Secondly, NYC dogs have it better than others when it comes to socialization! Meeting other dogs is a highly important part of canine life, just as meeting other people is an important part of ours. It is not uncommon during a thirty minute walk in Manhattan to pass ten or more dogs in the street and your dog is going to love all of those stop 'n' sniffs! If you're worried about exercise then don't be - enlisting the services of a good NYC dog walker is all part of NYC dog life and means your pooch can have his or her legs stretched however many times you like during the day. Additionally, you're going to love New York's dog run culture. Dog runs are a sight to behold - up to 20 or 30 fun loving dogs having the time of their lives together, play wrestling, chasing balls and generally getting as much exercise, if not more, than they would off leash in a park or on the beach. New York dog life is a treat and you have nothing to worry about!

For a fun and entertaining taste of what life is like for dogs in New York City, check out the YouTube channel of Lillian J. Chan, a.k.a. "lilybana." Lillian and her two incredibly cute Shiba Inu puppies get around New York City a lot - at the dog park, at Bed Bath and Beyond, in Grand Central Station and a whole lot of other places - and Lillian makes great videos along the way. Here they are taking a ride in a shopping cart in Bed Bath and Beyond, looking very much like they own the store!

Dog Friendly Apartments In New York

When choosing an apartment in New York City, it's important to be absolutely clear on the building's pet policy. Some buildings in Manhattan are tightening their restrictions on dogs. Don't worry though - there are more than enough apartments in New York City to choose from and with over a million dogs here, there is always going to be a huge market for pet friendly buildings. Newer buildings tend to be more dog friendly than older buildings. When inquiring about a building's pet policy, don't just take the broker's word for it - you're better off contacting the building management directly. Some buildings allow dogs but have restrictions on size, weight or breed so make sure your dog qualifies before signing a lease.

Other things you might want to consider are size and location. Many people make the mistake of thinking that small apartments are not suitable for a dog but just remember, if you're fine in that space then your dog - who is many times smaller than you - probably is too. Of course you probably want to avoid moving into a tiny studio with a Great Dane! Location can be important and if your dog needs a lot of exercise then it helps to live near a dog run or park. Living near a river is great because river paths allow you exercise non-stop without having to wait at every intersection.

New York Dogs And The Law

NYC's health code says that your dogs must be licensed, have up to date rabies shots and wear the tags to prove it at all times when out in public. NYC dog laws aren't just for the city's benefit - they're for your benefit too. Being licensed and wearing the correct tags makes your dog stand far more chance of being reunited with you should you ever become separated.

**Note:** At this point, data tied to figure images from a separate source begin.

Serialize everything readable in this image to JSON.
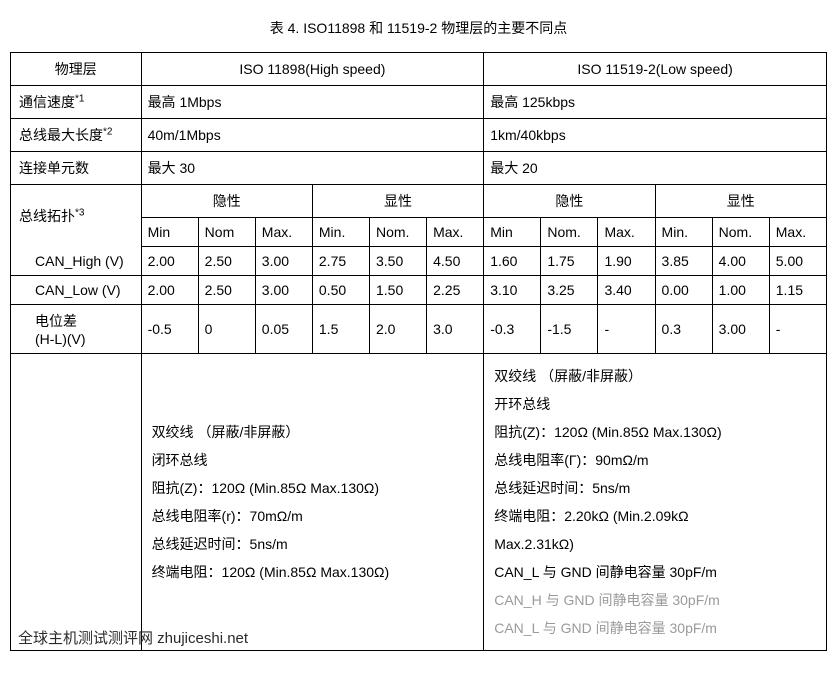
{
  "title": "表 4.   ISO11898 和 11519-2 物理层的主要不同点",
  "headers": {
    "phy": "物理层",
    "high": "ISO 11898(High speed)",
    "low": "ISO 11519-2(Low speed)"
  },
  "rows": {
    "speed": {
      "label": "通信速度",
      "sup": "*1",
      "high": "最高 1Mbps",
      "low": "最高 125kbps"
    },
    "length": {
      "label": "总线最大长度",
      "sup": "*2",
      "high": "40m/1Mbps",
      "low": "1km/40kbps"
    },
    "units": {
      "label": "连接单元数",
      "high": "最大 30",
      "low": "最大 20"
    },
    "topo": {
      "label": "总线拓扑",
      "sup": "*3"
    }
  },
  "sub": {
    "recessive": "隐性",
    "dominant": "显性",
    "min": "Min",
    "nom": "Nom",
    "max": "Max.",
    "min2": "Min.",
    "nom2": "Nom."
  },
  "signals": {
    "can_high": {
      "label": "CAN_High (V)",
      "hr": [
        "2.00",
        "2.50",
        "3.00"
      ],
      "hd": [
        "2.75",
        "3.50",
        "4.50"
      ],
      "lr": [
        "1.60",
        "1.75",
        "1.90"
      ],
      "ld": [
        "3.85",
        "4.00",
        "5.00"
      ]
    },
    "can_low": {
      "label": "CAN_Low (V)",
      "hr": [
        "2.00",
        "2.50",
        "3.00"
      ],
      "hd": [
        "0.50",
        "1.50",
        "2.25"
      ],
      "lr": [
        "3.10",
        "3.25",
        "3.40"
      ],
      "ld": [
        "0.00",
        "1.00",
        "1.15"
      ]
    },
    "diff": {
      "label1": "电位差",
      "label2": "(H-L)(V)",
      "hr": [
        "-0.5",
        "0",
        "0.05"
      ],
      "hd": [
        "1.5",
        "2.0",
        "3.0"
      ],
      "lr": [
        "-0.3",
        "-1.5",
        "-"
      ],
      "ld": [
        "0.3",
        "3.00",
        "-"
      ]
    }
  },
  "spec": {
    "high": {
      "l1": "双绞线  （屏蔽/非屏蔽）",
      "l2": "闭环总线",
      "l3": "阻抗(Z)：120Ω (Min.85Ω Max.130Ω)",
      "l4": "总线电阻率(r)：70mΩ/m",
      "l5": "总线延迟时间：5ns/m",
      "l6": "终端电阻：120Ω (Min.85Ω Max.130Ω)"
    },
    "low": {
      "l1": "双绞线  （屏蔽/非屏蔽）",
      "l2": "开环总线",
      "l3": "阻抗(Z)：120Ω (Min.85Ω Max.130Ω)",
      "l4": "总线电阻率(Γ)：90mΩ/m",
      "l5": "总线延迟时间：5ns/m",
      "l6": "终端电阻：2.20kΩ (Min.2.09kΩ",
      "l6b": "Max.2.31kΩ)",
      "l7": "CAN_L 与 GND 间静电容量   30pF/m",
      "l8": "CAN_H 与 GND 间静电容量   30pF/m",
      "l9": "CAN_L 与 GND 间静电容量   30pF/m"
    }
  },
  "watermark": "全球主机测试测评网 zhujiceshi.net"
}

You should make sure that you have all of your dog's documentation, including medical history (rabies shots etc), in order as soon as you get here. Don't put off registering at a vet's office upon arrival - do it straight away. If your dog is up to date with rabies shots then you should make an appointment for the next booster...the first shot should be given no later than four months of age, the second a year later and all subsequent boosters either annually, or depending on the type of vaccine, every three years.

New York City enforces a number of laws concerning dogs and dogs ownership; most of them are common sense and responsible dog owners won't find themselves breaking any inadvertently. They include: picking up after your dog, keeping noise to a minimum, having control of them at all times in public and keeping them on a leash no longer than 6ft when outside, unless they're in a designated off-leash area.